Yukarıda açıklanan yasal düzenleme uyarınca verilen karar hüküm tarihi itibariyle kesindir ve HMK. 346/1 maddesi uyarınca; bu durumda, öncelikle kararı veren mahkemece davalının istinaf dilekçesinin reddi gerekmektedir. Ancak kararı veren mahkemece, bu yönde bir karar verilmesi gerekirken, aksine istinaf yolunun açık olduğuna hükmedilerek dosya istinaf incelemesi için dairemize gönderilmiştir.
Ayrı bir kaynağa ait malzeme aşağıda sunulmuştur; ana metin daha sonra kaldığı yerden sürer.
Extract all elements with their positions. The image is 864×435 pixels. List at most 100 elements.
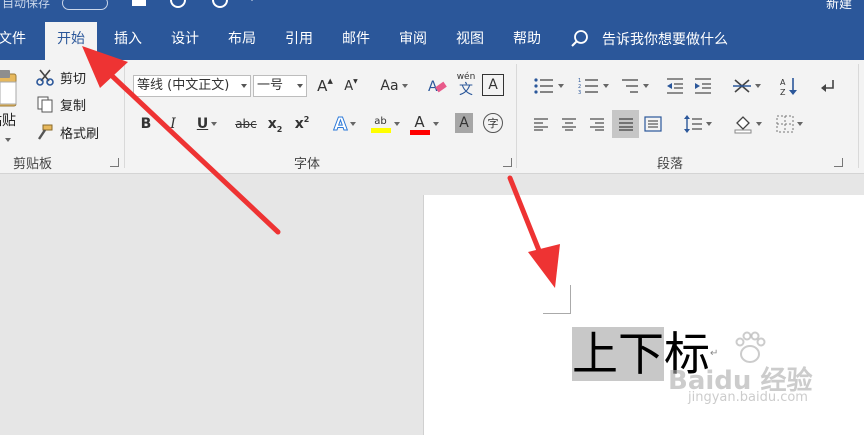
- align-left-button[interactable]: [530, 112, 552, 136]
- numbering-button[interactable]: 1 2 3: [573, 74, 613, 98]
- justify-button[interactable]: [612, 110, 639, 138]
- highlight-icon: ab: [374, 115, 387, 127]
- text-effects-icon: A: [333, 113, 348, 135]
- customize-icon[interactable]: [248, 0, 256, 1]
- format-painter-label: 格式刷: [60, 126, 100, 142]
- underline-icon: U: [196, 116, 209, 132]
- underline-button[interactable]: U: [192, 112, 222, 136]
- bullets-icon: [533, 78, 553, 94]
- tab-review[interactable]: 审阅: [399, 28, 427, 50]
- undo-icon[interactable]: [170, 0, 186, 8]
- line-spacing-button[interactable]: [678, 112, 716, 136]
- search-icon: [571, 30, 588, 47]
- align-center-button[interactable]: [558, 112, 580, 136]
- sort-icon: A Z: [780, 78, 797, 96]
- increase-indent-button[interactable]: [692, 74, 714, 98]
- bullets-button[interactable]: [528, 74, 568, 98]
- scissors-icon: [36, 69, 54, 86]
- font-color-button[interactable]: A: [408, 110, 440, 138]
- font-size-value: 一号: [257, 78, 284, 93]
- font-size-dropdown-icon: [297, 84, 303, 88]
- strikethrough-button[interactable]: abc: [232, 112, 260, 136]
- group-divider: [516, 64, 517, 168]
- paste-dropdown-icon[interactable]: [5, 138, 11, 142]
- tab-view[interactable]: 视图: [456, 28, 484, 50]
- subscript-button[interactable]: x2: [265, 112, 285, 136]
- clipboard-group-label: 剪贴板: [13, 157, 53, 172]
- superscript-mark: 2: [303, 114, 310, 124]
- character-border-button[interactable]: A: [482, 74, 504, 96]
- tab-layout[interactable]: 布局: [228, 28, 256, 50]
- shading-button[interactable]: [728, 112, 766, 136]
- italic-button[interactable]: I: [163, 112, 183, 136]
- align-right-icon: [590, 118, 604, 131]
- selected-text[interactable]: 上下: [572, 327, 664, 381]
- paste-button[interactable]: 粘贴: [0, 64, 30, 144]
- cut-button[interactable]: 剪切: [36, 66, 86, 88]
- title-bar: 自动保存 新建: [0, 0, 864, 14]
- character-shading-icon: A: [459, 115, 469, 131]
- tab-design[interactable]: 设计: [171, 28, 199, 50]
- svg-text:3: 3: [578, 90, 581, 95]
- superscript-icon: x: [294, 116, 304, 132]
- text-effects-button[interactable]: A: [328, 112, 362, 136]
- distributed-icon: [644, 116, 662, 132]
- phonetic-guide-button[interactable]: wén 文: [454, 70, 478, 100]
- change-case-icon: Aa: [380, 78, 399, 94]
- borders-button[interactable]: [770, 112, 808, 136]
- enclose-characters-button[interactable]: 字: [483, 113, 503, 133]
- grow-font-button[interactable]: A ▲: [315, 74, 335, 98]
- paragraph-group-label: 段落: [657, 157, 684, 172]
- tab-file[interactable]: 文件: [0, 28, 26, 50]
- format-painter-icon: [38, 124, 53, 140]
- clear-formatting-button[interactable]: A: [426, 74, 448, 98]
- subscript-icon: x: [267, 116, 277, 132]
- chinese-layout-icon: [732, 79, 751, 93]
- highlight-color-swatch: [370, 127, 391, 133]
- font-launcher-icon[interactable]: [503, 158, 512, 167]
- grow-font-icon: A: [317, 77, 328, 95]
- distributed-button[interactable]: [642, 112, 664, 136]
- paragraph-mark-icon: [821, 80, 834, 92]
- format-painter-button[interactable]: 格式刷: [36, 121, 99, 143]
- superscript-button[interactable]: x2: [292, 112, 312, 136]
- sort-button[interactable]: A Z: [778, 74, 800, 98]
- highlight-button[interactable]: ab: [366, 110, 404, 138]
- tell-me-box[interactable]: 告诉我你想要做什么: [570, 28, 728, 50]
- align-left-icon: [534, 118, 548, 131]
- bold-button[interactable]: B: [136, 112, 156, 136]
- redo-icon[interactable]: [212, 0, 228, 8]
- ribbon-home: 粘贴 剪切 复制 格式刷 剪贴板: [0, 60, 864, 174]
- font-name-select[interactable]: 等线 (中文正文): [133, 75, 251, 97]
- show-marks-button[interactable]: [816, 74, 838, 98]
- autosave-toggle[interactable]: [62, 0, 108, 10]
- paste-label: 粘贴: [0, 113, 16, 129]
- shrink-font-button[interactable]: A ▼: [341, 74, 361, 98]
- group-divider: [858, 64, 859, 168]
- decrease-indent-button[interactable]: [664, 74, 686, 98]
- chinese-layout-button[interactable]: [728, 74, 764, 98]
- clipboard-launcher-icon[interactable]: [110, 158, 119, 167]
- save-icon[interactable]: [132, 0, 146, 6]
- ribbon-tabs: 文件 开始 插入 设计 布局 引用 邮件 审阅 视图 帮助 告诉我你想要做什么: [0, 14, 864, 60]
- copy-icon: [37, 96, 53, 113]
- margin-corner-mark: [543, 285, 571, 314]
- tab-mailings[interactable]: 邮件: [342, 28, 370, 50]
- font-name-value: 等线 (中文正文): [137, 78, 230, 93]
- tab-help[interactable]: 帮助: [513, 28, 541, 50]
- align-center-icon: [562, 118, 576, 131]
- align-right-button[interactable]: [586, 112, 608, 136]
- tab-home[interactable]: 开始: [45, 22, 97, 60]
- character-border-icon: A: [488, 77, 498, 93]
- borders-icon: [776, 115, 793, 133]
- multilevel-list-button[interactable]: [617, 74, 651, 98]
- change-case-button[interactable]: Aa: [377, 74, 411, 98]
- copy-button[interactable]: 复制: [36, 93, 86, 115]
- paragraph-launcher-icon[interactable]: [834, 158, 843, 167]
- tab-insert[interactable]: 插入: [114, 28, 142, 50]
- font-size-select[interactable]: 一号: [253, 75, 307, 97]
- character-shading-button[interactable]: A: [455, 113, 473, 133]
- tab-references[interactable]: 引用: [285, 28, 313, 50]
- decrease-indent-icon: [667, 78, 683, 94]
- enclose-characters-icon: 字: [487, 117, 499, 130]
Bu durumda ilk derece mahkemesinin HMK'nın 346/1 maddedeki prosedürü işletmeye zorlamak yasal olmayacağından istinaf olunan kararın kesin niteliği dairemizce dikkate alınarak davalı vekilinin istinaf dilekçesinin reddine karar vermek gerekmiştir.
..." gerekçesiyle miktar itibarıyla kesinlik dikkate alınarak davalı vekilinin istinaf başvurusunun reddine, davacı vekilinin istinaf başvurusunun ise esastan reddine karar verilmiştir.
V. TEMYİZ
A. Temyiz Yoluna Başvuranlar
Bölge Adliye Mahkemesinin yukarıda belirtilen kararına karşı süresi içinde davacı vekili temyiz isteminde bulunmuştur.
B. Temyiz Sebepleri
Davacı vekili temyiz dilekçesinde; istinaf dilekçesinde ileri sürülen gerekçeleri tekrar ederek ve davalı yararına hükmedilen vekalet ücreti miktarının hatalı olduğunu belirterek Bölge Adliye Mahkemesi kararının bozulmasını talep etmiştir.
C. Gerekçe
1. Uyuşmazlık ve Hukuki Nitelendirme
Uyuşmazlık; davacının fark kıdem tazminatı ve askerlik borçlanması prim alacağına hak kazanıp kazanmadığı ile davalı lehine hükmedilen vekâlet ücreti noktasında toplanmaktadır.
2. İlgili Hukuk
6100 sayılı Hukuk Muhakemeleri Kanunu'nun (6100 sayılı Kanun) 369 uncu maddesinin birinci fıkrası ile 370 ve 371 inci maddeleri, 4857 sayılı ... Kanunu'nun (4857 sayılı Kanun) ilgili hükümleri, 4857 sayılı Kanun’un 120 nci maddesi yollamasıyla hâlen yürürlükte bulunan mülga 1475 sayılı ... Kanunu'nun “Kıdem tazminatı” kenar başlıklı 14 üncü maddesi.
3. Değerlendirme
1.Bölge adliye mahkemelerinin nihâi kararlarının bozulması 6100 sayılı Kanun'un 371 inci maddesinde yer alan sebeplerden birinin varlığı hâlinde mümkündür.
2. Temyizen incelenen karar, tarafların karşılıklı iddia ve savunmalarına, dayandıkları belgelere, uyuşmazlığa uygulanması gereken hukuk kuralları ile hukuki ilişkinin nitelendirilmesine, dava şartlarına, yargılama ve ispat kuralları ile kararda belirtilen gerekçelere göre usul ve kanuna uygun olup davacı vekilince temyiz dilekçesinde ileri sürülen nedenler kararın bozulmasını gerektirecek nitelikte görülmemiştir.
VI. KARAR
Açıklanan sebeplerle;
Temyiz olunan Bölge Adliye Mahkemesi kararının 6100 sayılı Kanun'un 370 inci maddesinin birinci fıkrası uyarınca ONANMASINA,
Dosyanın İlk Derece Mahkemesine, kararın bir örneğinin Bölge Adliye Mahkemesine gönderilmesine,09.11.2022 tarihinde oy birliğiyle karar verildi.